Cov(X,Y)= E(XY)-E(X)E(Y) E(XY)=E(I1J6)+E(I1J7)+...+E(I5J10)=25*E(I1J6)
=25*(6/10)(4/9)
E(X)=5*(6/10)
E(Y)=5*(4/10)
So, Cov(X,Y)=25(6/10)(4/9)-25(6/10)(4/10)=2/3
I don't know I am doing it right. Are there other ways to solve this?
Thank you.
The simplest approach is to observe that $X + Y = 6$, as there are only $10$ balls in the urn, hence one is guaranteed to have drawn all $6$ red balls.

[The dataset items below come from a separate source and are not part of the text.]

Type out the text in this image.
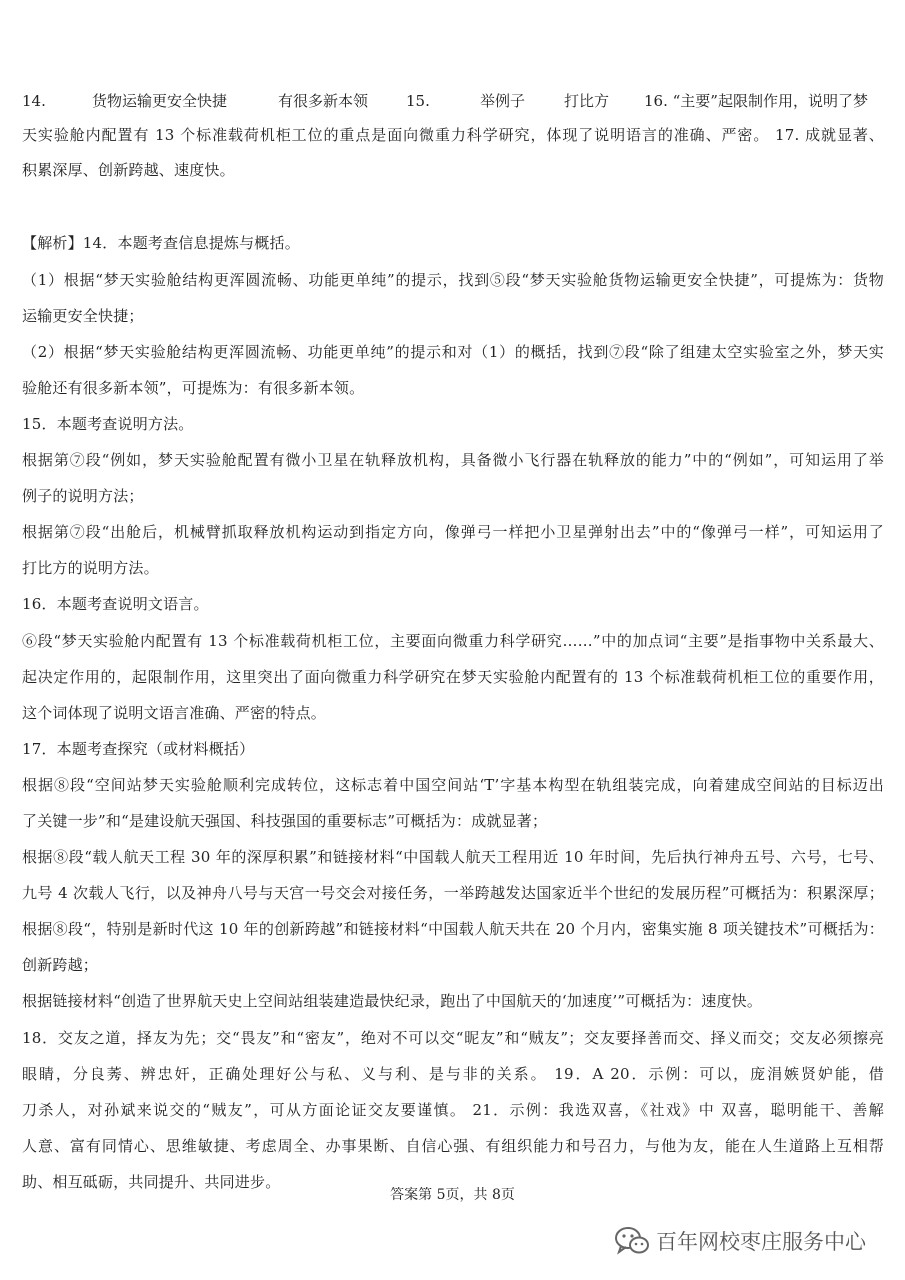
14.	货物运输更安全快捷	有很多新本领	15.	举例子	打比方 16. “主要”起限制作用，说明了梦
天实验舱内配置有 13 个标准载荷机柜工位的重点是面向微重力科学研究，体现了说明语言的准确、严密。 17. 成就显著、
积累深厚、创新跨越、速度快。
【解析】14．本题考查信息提炼与概括。
（1）根据“梦天实验舱结构更浑圆流畅、功能更单纯”的提示，找到⑤段“梦天实验舱货物运输更安全快捷”，可提炼为：货物
运输更安全快捷；
（2）根据“梦天实验舱结构更浑圆流畅、功能更单纯”的提示和对（1）的概括，找到⑦段“除了组建太空实验室之外，梦天实
验舱还有很多新本领”，可提炼为：有很多新本领。
15．本题考查说明方法。
根据第⑦段“例如，梦天实验舱配置有微小卫星在轨释放机构，具备微小飞行器在轨释放的能力”中的“例如”，可知运用了举
例子的说明方法；
根据第⑦段“出舱后，机械臂抓取释放机构运动到指定方向，像弹弓一样把小卫星弹射出去”中的“像弹弓一样”，可知运用了
打比方的说明方法。
16．本题考查说明文语言。
⑥段“梦天实验舱内配置有 13 个标准载荷机柜工位，主要面向微重力科学研究……”中的加点词“主要”是指事物中关系最大、
起决定作用的，起限制作用，这里突出了面向微重力科学研究在梦天实验舱内配置有的 13 个标准载荷机柜工位的重要作用，
这个词体现了说明文语言准确、严密的特点。
17．本题考查探究（或材料概括）
根据⑧段“空间站梦天实验舱顺利完成转位，这标志着中国空间站‘T’字基本构型在轨组装完成，向着建成空间站的目标迈出
了关键一步”和“是建设航天强国、科技强国的重要标志”可概括为：成就显著；
根据⑧段“载人航天工程 30 年的深厚积累”和链接材料“中国载人航天工程用近 10 年时间，先后执行神舟五号、六号，七号、
九号 4 次载人飞行，以及神舟八号与天宫一号交会对接任务，一举跨越发达国家近半个世纪的发展历程”可概括为：积累深厚；
根据⑧段“，特别是新时代这 10 年的创新跨越”和链接材料“中国载人航天共在 20 个月内，密集实施 8 项关键技术”可概括为：
创新跨越；
根据链接材料“创造了世界航天史上空间站组装建造最快纪录，跑出了中国航天的‘加速度’”可概括为：速度快。
18．交友之道，择友为先；交“畏友”和“密友”，绝对不可以交“昵友”和“贼友”；交友要择善而交、择义而交；交友必须擦亮
眼睛，分良莠、辨忠奸，正确处理好公与私、义与利、是与非的关系。 19．A 20．示例：可以，庞涓嫉贤妒能，借
刀杀人，对孙斌来说交的“贼友”，可从方面论证交友要谨慎。 21．示例：我选双喜，《社戏》中 双喜，聪明能干、善解
人意、富有同情心、思维敏捷、考虑周全、办事果断、自信心强、有组织能力和号召力，与他为友，能在人生道路上互相帮
助、相互砥砺，共同提升、共同进步。
答案第 5页，共 8页
百年网校枣庄服务中心
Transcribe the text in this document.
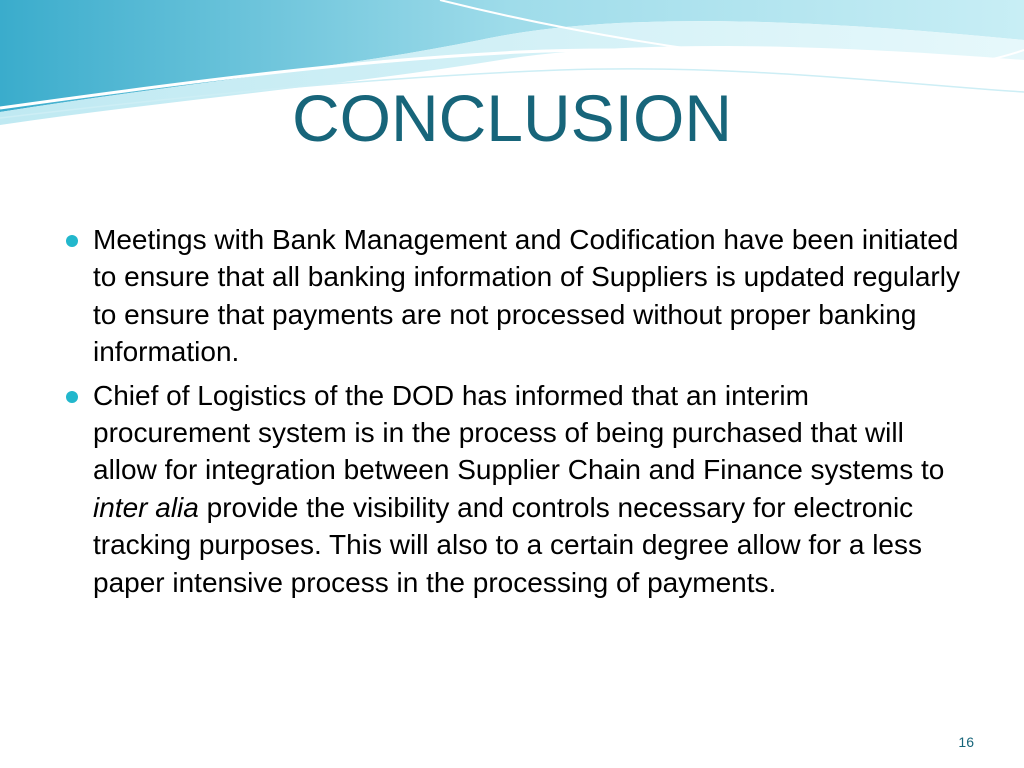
CONCLUSION
Meetings with Bank Management and Codification have been initiated to ensure that all banking information of Suppliers is updated regularly to ensure that payments are not processed without proper banking information.
Chief of Logistics of the DOD has informed that an interim procurement system is in the process of being purchased that will allow for integration between Supplier Chain and Finance systems to inter alia provide the visibility and controls necessary for electronic tracking purposes. This will also to a certain degree allow for a less paper intensive process in the processing of payments.
16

Thus $$\begin{align*} \operatorname{Cov}[X,Y] &= \operatorname{Cov}[X, 6-X] \\ &= \operatorname{E}[X(6-X)] - \operatorname{E}[X]\operatorname{E}[6-X] \\ &= \operatorname{E}[6X] - \operatorname{E}[X^2] - \operatorname{E}[X](6-\operatorname{E}[X]) \\ &= 6 \operatorname{E}[X] - \operatorname{E}[X^2] - 6 \operatorname{E}[X] + \operatorname{E}[X]^2 \\ &= - \left(\operatorname{E}[X^2] - \operatorname{E}[X]^2\right) \\ &= - \operatorname{Var}[X]. \\ \end{align*}$$ Then note that the distribution of $X$ is hypergeometric; namely, $$\Pr[X = x] = \frac{\binom{6}{x}\binom{4}{5-x}}{\binom{10}{5}}, \quad x \in \{1, 2, 3, 4, 5\}.$$ (It is impossible to not get a red ball in the first five draws, as there are only four green balls; and it is obviously not possible to get six red balls as there are only five.) Do you recall the variance of a hypergeometric distribution? If not, it is not hard to derive the formula. And even then, if you cannot, with the above distribution having only $5$ possible outcomes, it is not difficult to explicitly compute $\operatorname{E}[X]$ and $\operatorname{E}[X^2]$.